The Bielstein Tunnel (Bielsteintunnel) is a disused railway tunnel in Saxony-Anhalt in the Harz Mountains of Central Germany. The tunnel is 465.7 metres long and lies between the zig zag of Michaelstein and Braunesumpf. It belonged to the Erzstufen Railway and, from 1885, to the Harz Railway (today the Rübeland Railway).

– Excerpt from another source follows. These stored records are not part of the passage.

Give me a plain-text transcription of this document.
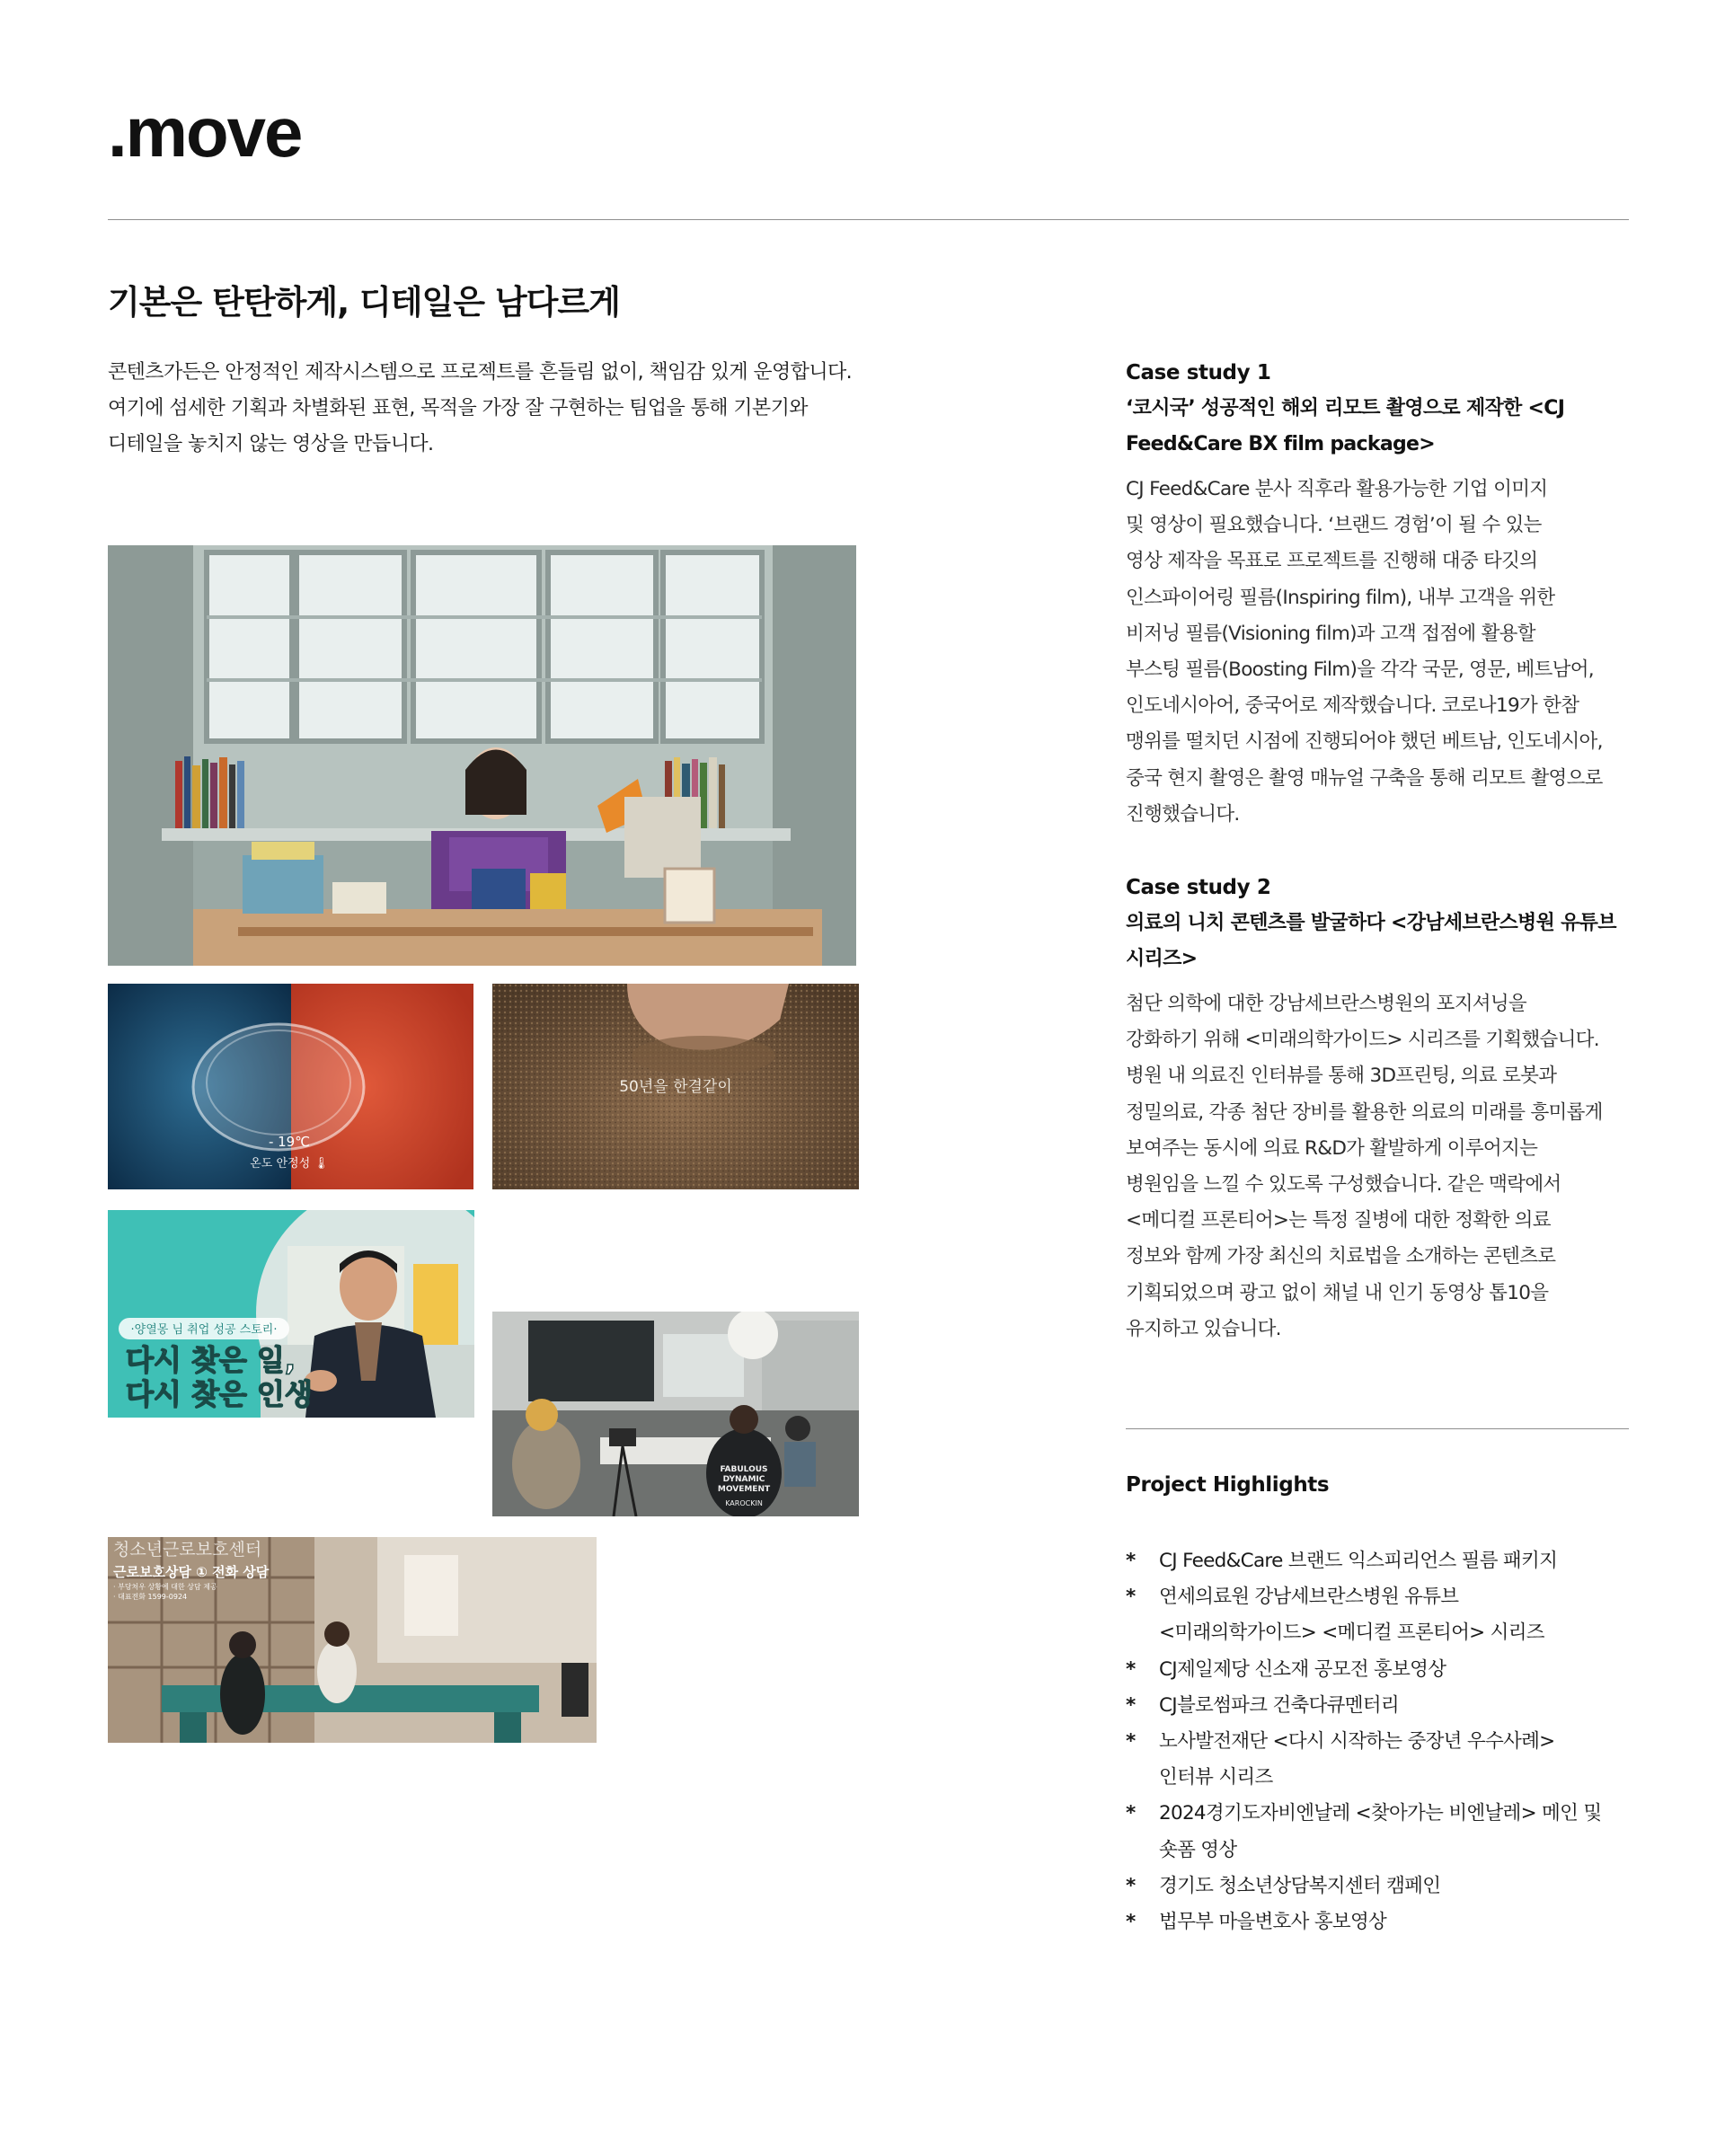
.move
기본은 탄탄하게, 디테일은 남다르게

콘텐츠가든은 안정적인 제작시스템으로 프로젝트를 흔들림 없이, 책임감 있게 운영합니다.

여기에 섬세한 기획과 차별화된 표현, 목적을 가장 잘 구현하는 팀업을 통해 기본기와

디테일을 놓치지 않는 영상을 만듭니다.

- 19℃
온도 안정성 🌡
50년을 한결같이
·양열몽 님 취업 성공 스토리·
다시 찾은 일,
다시 찾은 인생
FABULOUS
DYNAMIC
MOVEMENT
KAROCKIN
청소년근로보호센터
근로보호상담 ① 전화 상담
· 부당처우 상황에 대한 상담 제공
· 대표전화 1599-0924

Case study 1

‘코시국’ 성공적인 해외 리모트 촬영으로 제작한 <CJ

Feed&Care BX film package>

CJ Feed&Care 분사 직후라 활용가능한 기업 이미지
및 영상이 필요했습니다. ‘브랜드 경험’이 될 수 있는
영상 제작을 목표로 프로젝트를 진행해 대중 타깃의
인스파이어링 필름(Inspiring film), 내부 고객을 위한
비저닝 필름(Visioning film)과 고객 접점에 활용할
부스팅 필름(Boosting Film)을 각각 국문, 영문, 베트남어,
인도네시아어, 중국어로 제작했습니다. 코로나19가 한참
맹위를 떨치던 시점에 진행되어야 했던 베트남, 인도네시아,
중국 현지 촬영은 촬영 매뉴얼 구축을 통해 리모트 촬영으로
진행했습니다.

Case study 2

의료의 니치 콘텐츠를 발굴하다 <강남세브란스병원 유튜브

시리즈>

첨단 의학에 대한 강남세브란스병원의 포지셔닝을
강화하기 위해 <미래의학가이드> 시리즈를 기획했습니다.
병원 내 의료진 인터뷰를 통해 3D프린팅, 의료 로봇과
정밀의료, 각종 첨단 장비를 활용한 의료의 미래를 흥미롭게
보여주는 동시에 의료 R&D가 활발하게 이루어지는
병원임을 느낄 수 있도록 구성했습니다. 같은 맥락에서
<메디컬 프론티어>는 특정 질병에 대한 정확한 의료
정보와 함께 가장 최신의 치료법을 소개하는 콘텐츠로
기획되었으며 광고 없이 채널 내 인기 동영상 톱10을
유지하고 있습니다.

Project Highlights
* CJ Feed&Care 브랜드 익스피리언스 필름 패키지
* 연세의료원 강남세브란스병원 유튜브
<미래의학가이드> <메디컬 프론티어> 시리즈
* CJ제일제당 신소재 공모전 홍보영상
* CJ블로썸파크 건축다큐멘터리
* 노사발전재단 <다시 시작하는 중장년 우수사례>
인터뷰 시리즈
* 2024경기도자비엔날레 <찾아가는 비엔날레> 메인 및
숏폼 영상
* 경기도 청소년상담복지센터 캠페인
* 법무부 마을변호사 홍보영상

During the construction of the Harz Railway the tunnel profile was widened and Braunesumpf station laid out. When the Rübeland Railway was electrified from 1960 to 1965 the tunnel profile had to be widened again. In addition the tunnel was found to be in poor condition so that it was abandoned and the line was relaid further east through a cutting. The tunnel is no longer accessible today.

== Otto Ebert Bridge and Bielsteinsklippe ==
About 100 metres east of the northeastern portal to the Bielstein Tunnel is the Otto Ebert Bridge (Otto-Ebert-Brücke) ( ), which is a footbridge on the Duke's Way (Herzogsweg) footpath over the Rübeland Railway line. It is no. 79 in the system of checkpoints in the Harzer Wandernadel hiking system.

Some 300 metres southeast of the Otto Ebert Bridge and circa 500 metres southwest of the summit of the Bielstein lie the rocks of the Bielsteinsklippe (at ca. ).